We all love a trip out in the wilds in the Autumn to gather free food. The French regularly hunt for mushrooms, cepes and fruits to adorn their winter tables and there's so much more than your average blackberry in the hedgerows down our way.

My kitchen table has a lovely little pile of sweet pears I plan to transform into a pear and pecan salad over the weekend and the blackberries I've picked up on my usual dog walking route have made a fine addition to my morning yoghurt ( as ever trying to become thin a la Sienna Miller ). I planted strawberries and raspberries at home this year but didn't exactly get a bountiful crop, small but sweet maybe.

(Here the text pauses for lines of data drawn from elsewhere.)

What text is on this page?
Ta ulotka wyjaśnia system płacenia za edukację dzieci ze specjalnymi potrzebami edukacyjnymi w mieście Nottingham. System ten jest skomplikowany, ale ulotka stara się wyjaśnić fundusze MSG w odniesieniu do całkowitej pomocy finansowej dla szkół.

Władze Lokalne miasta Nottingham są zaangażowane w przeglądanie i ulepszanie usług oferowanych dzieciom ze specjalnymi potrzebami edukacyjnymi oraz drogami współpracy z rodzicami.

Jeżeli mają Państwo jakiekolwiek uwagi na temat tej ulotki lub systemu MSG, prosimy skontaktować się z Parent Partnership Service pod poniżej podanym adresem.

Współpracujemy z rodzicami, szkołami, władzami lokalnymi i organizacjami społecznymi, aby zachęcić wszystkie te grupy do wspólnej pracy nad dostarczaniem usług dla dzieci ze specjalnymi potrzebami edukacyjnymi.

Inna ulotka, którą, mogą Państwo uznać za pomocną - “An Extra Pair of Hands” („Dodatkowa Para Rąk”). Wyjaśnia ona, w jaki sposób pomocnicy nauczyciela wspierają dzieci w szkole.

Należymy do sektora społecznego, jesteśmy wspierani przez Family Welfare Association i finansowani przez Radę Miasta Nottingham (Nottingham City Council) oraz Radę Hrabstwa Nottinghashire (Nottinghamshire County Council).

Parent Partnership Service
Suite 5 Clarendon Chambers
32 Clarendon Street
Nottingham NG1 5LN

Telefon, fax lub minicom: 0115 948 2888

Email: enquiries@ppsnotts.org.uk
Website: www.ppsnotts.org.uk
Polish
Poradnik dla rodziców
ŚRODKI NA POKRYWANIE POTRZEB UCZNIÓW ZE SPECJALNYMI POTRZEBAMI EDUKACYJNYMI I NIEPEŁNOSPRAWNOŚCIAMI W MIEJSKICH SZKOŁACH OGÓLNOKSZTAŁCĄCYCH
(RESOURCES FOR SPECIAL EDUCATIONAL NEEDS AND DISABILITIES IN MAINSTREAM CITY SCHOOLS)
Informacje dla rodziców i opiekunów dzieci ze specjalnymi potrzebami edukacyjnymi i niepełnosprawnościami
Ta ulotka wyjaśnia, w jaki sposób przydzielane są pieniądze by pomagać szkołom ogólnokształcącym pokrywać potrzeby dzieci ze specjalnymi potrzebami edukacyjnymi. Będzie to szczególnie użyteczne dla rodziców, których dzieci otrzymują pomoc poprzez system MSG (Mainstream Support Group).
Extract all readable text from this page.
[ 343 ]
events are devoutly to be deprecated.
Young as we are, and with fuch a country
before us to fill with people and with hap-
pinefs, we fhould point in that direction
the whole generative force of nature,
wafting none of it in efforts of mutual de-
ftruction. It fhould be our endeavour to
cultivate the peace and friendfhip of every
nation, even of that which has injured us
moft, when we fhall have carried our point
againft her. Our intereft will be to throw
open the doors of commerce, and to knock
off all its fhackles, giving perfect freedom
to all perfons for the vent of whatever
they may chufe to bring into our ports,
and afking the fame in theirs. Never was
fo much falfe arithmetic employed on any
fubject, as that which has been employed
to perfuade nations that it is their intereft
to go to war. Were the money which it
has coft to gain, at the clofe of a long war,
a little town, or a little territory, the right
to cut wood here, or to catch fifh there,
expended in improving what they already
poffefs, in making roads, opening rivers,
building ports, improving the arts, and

All this colourful fruit around takes me back to being small and watching jam tarts, apple and blackberry pies and fruit fools being turned out week after week to our dining table on finest chintz willow. We used to keep pigs in the dining room at one point ready for butchering so the crockery and table were quite a step up!


This year I've received loving baskets of plums from workpals as well as apples and the first bunch of grapes from our vine in four years. I've compote'd, if that's a word, stewed, baked and gobbled up all of these with great gusto and am wondering what I'll do when they're all finished.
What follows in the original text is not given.